Durch die Corona-Krise und die damit einhergehenden Schließungen vieler Geschäfte erlebte der Internethandel einen erneuten Boom. Immer wieder kommt in diesem Zusammenhang das Thema Nachhaltigkeit auf. Ist der stationäre Handel wirklich so viel umweltfreundlicher als der Onlinehandel? Glaubt man der kürzlich veröffentlichten Studie von Oliver Wyman und der Logistics Advisory Experts GmbH, ist die Klimabilanz des Onlinehandels tatsächlich besser als die des Offline-Handels. Das liegt vor allem am Energieverbrauch der Gebäude und am Anfahrtsweg der Kunden zum Geschäft. Können Verbraucherinnen und Verbraucher also ohne schlechtes Gewissen weiterhin online einkaufen?
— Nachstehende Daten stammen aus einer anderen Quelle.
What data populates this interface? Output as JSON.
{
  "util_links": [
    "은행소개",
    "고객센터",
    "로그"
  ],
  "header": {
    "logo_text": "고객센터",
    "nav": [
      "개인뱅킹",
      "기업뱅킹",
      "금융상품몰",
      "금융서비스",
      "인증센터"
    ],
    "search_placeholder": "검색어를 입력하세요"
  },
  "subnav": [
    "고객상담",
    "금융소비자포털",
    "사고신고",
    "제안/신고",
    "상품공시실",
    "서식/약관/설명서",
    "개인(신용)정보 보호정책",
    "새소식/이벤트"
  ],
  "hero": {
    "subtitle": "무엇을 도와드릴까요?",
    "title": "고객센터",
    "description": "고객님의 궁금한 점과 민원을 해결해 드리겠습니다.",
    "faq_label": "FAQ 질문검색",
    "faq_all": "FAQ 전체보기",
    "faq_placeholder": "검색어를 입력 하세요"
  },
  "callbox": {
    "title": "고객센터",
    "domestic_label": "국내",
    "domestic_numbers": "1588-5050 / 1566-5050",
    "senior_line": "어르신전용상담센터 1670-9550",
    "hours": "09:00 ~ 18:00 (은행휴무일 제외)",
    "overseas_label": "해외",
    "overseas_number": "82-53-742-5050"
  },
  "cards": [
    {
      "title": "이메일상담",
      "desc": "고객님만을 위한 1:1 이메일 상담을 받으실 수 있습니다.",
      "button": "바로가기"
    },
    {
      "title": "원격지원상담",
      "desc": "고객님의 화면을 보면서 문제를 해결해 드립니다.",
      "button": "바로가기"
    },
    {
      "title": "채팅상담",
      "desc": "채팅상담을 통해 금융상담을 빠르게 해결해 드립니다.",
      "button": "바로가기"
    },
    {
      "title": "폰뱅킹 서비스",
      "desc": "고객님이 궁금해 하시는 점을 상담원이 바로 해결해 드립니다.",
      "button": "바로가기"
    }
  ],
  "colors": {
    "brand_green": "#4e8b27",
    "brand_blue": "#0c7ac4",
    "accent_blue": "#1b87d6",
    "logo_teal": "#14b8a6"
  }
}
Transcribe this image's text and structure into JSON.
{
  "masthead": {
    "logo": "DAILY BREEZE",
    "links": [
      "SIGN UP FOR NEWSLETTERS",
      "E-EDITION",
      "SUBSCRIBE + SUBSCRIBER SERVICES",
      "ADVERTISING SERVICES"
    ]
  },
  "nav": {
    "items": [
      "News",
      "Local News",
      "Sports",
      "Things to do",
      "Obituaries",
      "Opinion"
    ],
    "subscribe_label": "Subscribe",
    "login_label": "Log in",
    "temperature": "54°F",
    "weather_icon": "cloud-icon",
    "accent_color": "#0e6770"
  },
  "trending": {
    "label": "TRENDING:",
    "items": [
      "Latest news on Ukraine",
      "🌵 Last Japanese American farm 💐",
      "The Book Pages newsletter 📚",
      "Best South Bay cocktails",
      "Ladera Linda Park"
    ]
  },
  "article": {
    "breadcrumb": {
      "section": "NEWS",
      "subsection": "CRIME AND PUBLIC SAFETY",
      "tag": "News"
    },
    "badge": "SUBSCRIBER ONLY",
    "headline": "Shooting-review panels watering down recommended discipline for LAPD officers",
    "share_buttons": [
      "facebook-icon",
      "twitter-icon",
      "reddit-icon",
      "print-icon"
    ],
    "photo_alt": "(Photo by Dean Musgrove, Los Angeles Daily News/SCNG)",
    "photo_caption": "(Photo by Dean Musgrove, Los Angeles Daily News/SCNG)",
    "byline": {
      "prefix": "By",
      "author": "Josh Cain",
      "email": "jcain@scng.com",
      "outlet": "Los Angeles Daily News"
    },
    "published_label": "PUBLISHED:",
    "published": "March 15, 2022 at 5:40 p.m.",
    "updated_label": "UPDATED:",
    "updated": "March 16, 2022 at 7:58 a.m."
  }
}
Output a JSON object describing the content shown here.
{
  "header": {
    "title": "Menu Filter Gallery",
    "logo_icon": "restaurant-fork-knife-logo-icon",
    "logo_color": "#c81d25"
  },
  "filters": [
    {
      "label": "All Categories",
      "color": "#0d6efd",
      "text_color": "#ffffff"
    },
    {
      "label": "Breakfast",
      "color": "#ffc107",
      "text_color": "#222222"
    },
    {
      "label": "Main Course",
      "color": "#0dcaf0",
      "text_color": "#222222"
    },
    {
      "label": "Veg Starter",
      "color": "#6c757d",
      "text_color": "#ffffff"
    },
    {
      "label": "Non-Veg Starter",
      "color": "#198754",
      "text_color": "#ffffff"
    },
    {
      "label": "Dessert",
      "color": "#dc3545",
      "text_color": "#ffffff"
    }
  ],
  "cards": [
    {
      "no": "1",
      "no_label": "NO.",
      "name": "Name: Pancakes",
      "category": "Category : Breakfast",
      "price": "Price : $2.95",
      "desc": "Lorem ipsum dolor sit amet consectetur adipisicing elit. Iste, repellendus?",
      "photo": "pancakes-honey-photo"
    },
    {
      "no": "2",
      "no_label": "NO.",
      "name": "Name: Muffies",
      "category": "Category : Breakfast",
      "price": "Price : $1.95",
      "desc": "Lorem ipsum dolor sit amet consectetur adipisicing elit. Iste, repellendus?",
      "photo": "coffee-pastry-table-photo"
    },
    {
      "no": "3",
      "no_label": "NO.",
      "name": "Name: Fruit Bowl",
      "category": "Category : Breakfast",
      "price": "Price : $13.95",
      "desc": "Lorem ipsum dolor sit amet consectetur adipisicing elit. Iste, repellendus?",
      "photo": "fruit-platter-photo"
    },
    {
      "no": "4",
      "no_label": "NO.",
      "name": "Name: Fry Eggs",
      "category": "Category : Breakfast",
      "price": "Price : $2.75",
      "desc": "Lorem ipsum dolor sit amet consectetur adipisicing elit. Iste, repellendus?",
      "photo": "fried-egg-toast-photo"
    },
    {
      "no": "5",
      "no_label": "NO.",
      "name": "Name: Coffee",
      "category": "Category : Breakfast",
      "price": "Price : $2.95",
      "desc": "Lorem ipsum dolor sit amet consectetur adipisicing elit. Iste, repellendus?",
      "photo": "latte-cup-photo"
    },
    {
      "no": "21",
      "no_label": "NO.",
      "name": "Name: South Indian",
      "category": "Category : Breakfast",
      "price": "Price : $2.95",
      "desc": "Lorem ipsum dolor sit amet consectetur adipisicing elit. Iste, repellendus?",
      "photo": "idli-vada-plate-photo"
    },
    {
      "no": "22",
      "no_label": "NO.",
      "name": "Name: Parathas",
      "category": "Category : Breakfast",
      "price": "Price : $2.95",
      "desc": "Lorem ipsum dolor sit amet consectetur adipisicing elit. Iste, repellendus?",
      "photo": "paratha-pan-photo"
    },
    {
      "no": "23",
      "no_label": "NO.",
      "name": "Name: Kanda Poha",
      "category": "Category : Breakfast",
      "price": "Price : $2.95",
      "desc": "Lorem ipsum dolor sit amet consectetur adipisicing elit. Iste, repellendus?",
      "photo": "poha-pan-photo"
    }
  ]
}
Box Inc führte zusammen mit YouGov im April 2021 eine deutschlandweite Befragung* durch und fand heraus, dass die Befragten genau das Gegenteil der Studie von Oliver Wyman glauben: Sie halten den stationären Handel für wesentlich nachhaltiger. Diese Diskrepanz zeigt, dass der Onlinehandel eine klare Aufgabe hat und zwar Verbraucherinnen und Verbraucher über Nachhaltigkeit aufzuklären und zu zeigen, wie nachhaltig der Onlinehandel in Wirklichkeit ist. Gleichzeitig gilt es aber auch zu verstehen, welche Kriterien noch optimiert werden müssen.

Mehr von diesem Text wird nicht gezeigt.